Overview
Madea's back - hallelujer! And she's not putting up with any nonsense as family drama erupts at her great-grandson's college graduation celebration.
Reviews
I am disgusted about the mockery being made of the BLM movement and other equalities. The film is terrible and just because it is a black person belitteling the movement it seems to be allowed? It is possibly the worst film I have seem ain a long while.
Basically a really bad reharsh of Big Momma's house but devoid of any type of comedy. Every second seems like the actors are trying to impersonate Martin Lawrence/ Eddie Murphy style with no success whatsoever.
The intro starts with a man setting himself on fire with a barbecue in some sort of 19060's Marx brothers parody, and the outdated "'jokes' just keep going from there.
The film even goes as far as making racist Alabama Jokes about incest. Which seem pathetic and archaic the the modern society of BLM. Almost goading places with inequatity such as Alabama to be more racist.
A direct joke of BLM - Police relations and even a satirical parody of the Rosa Parks incident that launched equal rights movements.
There is ever the introduction of Brendan O'Carroll for what seems to be the sole purpose of making outdated 'n*gger' and cotton picking jokes.
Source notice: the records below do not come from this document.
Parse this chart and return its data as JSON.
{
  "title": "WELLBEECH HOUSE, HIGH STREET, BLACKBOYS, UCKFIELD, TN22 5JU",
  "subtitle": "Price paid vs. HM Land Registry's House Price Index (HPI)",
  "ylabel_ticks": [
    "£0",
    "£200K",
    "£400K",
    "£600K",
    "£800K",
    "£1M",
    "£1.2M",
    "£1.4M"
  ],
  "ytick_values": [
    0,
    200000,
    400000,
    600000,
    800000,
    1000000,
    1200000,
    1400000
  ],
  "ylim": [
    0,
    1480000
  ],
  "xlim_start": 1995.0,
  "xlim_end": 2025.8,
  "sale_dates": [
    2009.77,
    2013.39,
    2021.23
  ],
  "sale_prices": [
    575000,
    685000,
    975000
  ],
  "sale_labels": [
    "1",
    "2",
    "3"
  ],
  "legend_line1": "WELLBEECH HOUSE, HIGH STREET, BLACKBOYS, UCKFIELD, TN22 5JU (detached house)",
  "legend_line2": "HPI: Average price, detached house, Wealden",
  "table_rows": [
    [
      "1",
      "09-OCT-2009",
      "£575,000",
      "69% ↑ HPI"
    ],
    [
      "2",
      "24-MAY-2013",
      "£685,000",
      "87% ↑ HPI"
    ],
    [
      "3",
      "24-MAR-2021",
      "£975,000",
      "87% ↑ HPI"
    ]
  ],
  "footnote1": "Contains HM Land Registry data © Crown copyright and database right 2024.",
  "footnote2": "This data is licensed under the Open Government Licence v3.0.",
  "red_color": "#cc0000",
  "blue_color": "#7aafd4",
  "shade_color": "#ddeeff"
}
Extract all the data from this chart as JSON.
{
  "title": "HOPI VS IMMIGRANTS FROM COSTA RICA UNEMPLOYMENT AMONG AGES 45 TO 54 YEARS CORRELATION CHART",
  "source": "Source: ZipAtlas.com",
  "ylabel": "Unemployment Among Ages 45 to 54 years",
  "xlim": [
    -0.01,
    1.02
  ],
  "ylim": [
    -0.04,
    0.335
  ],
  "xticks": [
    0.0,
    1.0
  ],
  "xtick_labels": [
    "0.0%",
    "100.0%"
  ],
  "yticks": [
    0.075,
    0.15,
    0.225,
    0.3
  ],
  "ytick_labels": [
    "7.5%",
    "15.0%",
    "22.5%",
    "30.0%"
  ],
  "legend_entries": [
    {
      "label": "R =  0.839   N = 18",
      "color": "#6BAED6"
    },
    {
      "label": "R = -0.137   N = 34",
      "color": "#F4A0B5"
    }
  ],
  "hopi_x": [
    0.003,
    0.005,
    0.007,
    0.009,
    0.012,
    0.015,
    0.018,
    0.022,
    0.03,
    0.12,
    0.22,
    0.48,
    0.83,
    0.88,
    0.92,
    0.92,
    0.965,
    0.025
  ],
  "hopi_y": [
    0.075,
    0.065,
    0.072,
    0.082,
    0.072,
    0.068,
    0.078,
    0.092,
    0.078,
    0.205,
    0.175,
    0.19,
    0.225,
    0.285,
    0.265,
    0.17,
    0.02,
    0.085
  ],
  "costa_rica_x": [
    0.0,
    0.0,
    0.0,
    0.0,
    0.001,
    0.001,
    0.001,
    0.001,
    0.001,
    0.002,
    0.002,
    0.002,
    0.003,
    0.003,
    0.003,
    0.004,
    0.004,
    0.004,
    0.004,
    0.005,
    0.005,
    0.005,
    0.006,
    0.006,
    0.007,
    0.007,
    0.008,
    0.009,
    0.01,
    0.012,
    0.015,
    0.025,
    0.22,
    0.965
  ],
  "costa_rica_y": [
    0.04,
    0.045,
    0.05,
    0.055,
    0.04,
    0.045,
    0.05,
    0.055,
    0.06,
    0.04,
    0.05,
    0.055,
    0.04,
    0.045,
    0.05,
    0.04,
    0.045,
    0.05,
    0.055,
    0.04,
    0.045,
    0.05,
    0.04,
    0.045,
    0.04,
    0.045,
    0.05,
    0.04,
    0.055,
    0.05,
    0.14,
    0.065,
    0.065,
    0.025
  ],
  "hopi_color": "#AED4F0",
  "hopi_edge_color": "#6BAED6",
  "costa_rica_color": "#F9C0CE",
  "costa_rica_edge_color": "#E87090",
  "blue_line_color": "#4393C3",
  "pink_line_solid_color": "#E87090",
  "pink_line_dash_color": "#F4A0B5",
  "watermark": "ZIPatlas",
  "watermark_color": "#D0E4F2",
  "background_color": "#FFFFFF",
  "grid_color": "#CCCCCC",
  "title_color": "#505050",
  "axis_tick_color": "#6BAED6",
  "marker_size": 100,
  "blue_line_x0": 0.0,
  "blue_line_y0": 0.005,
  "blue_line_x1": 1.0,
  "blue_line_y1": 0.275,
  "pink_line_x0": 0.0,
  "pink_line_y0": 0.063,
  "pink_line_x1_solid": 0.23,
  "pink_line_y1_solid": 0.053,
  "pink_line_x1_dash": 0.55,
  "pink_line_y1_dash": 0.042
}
The discrimination doesn't stop there with overtones of homophobia running throughout the beginning; a gay relationship getting no sympathy in comparison with the end of the straight relationship, seeming to question its equality or even its validity at all when the charachters return to refering to each other as 'friends' after the breakup.
The film obviously tries to highlight modern sociological issues but constant overconcentration of skin colour and race seems more to mock the whole matter with the goal being to increase ineqaulity not diminish it.
This film shouldn't have even been made this of the millenium. A definate push back to equality.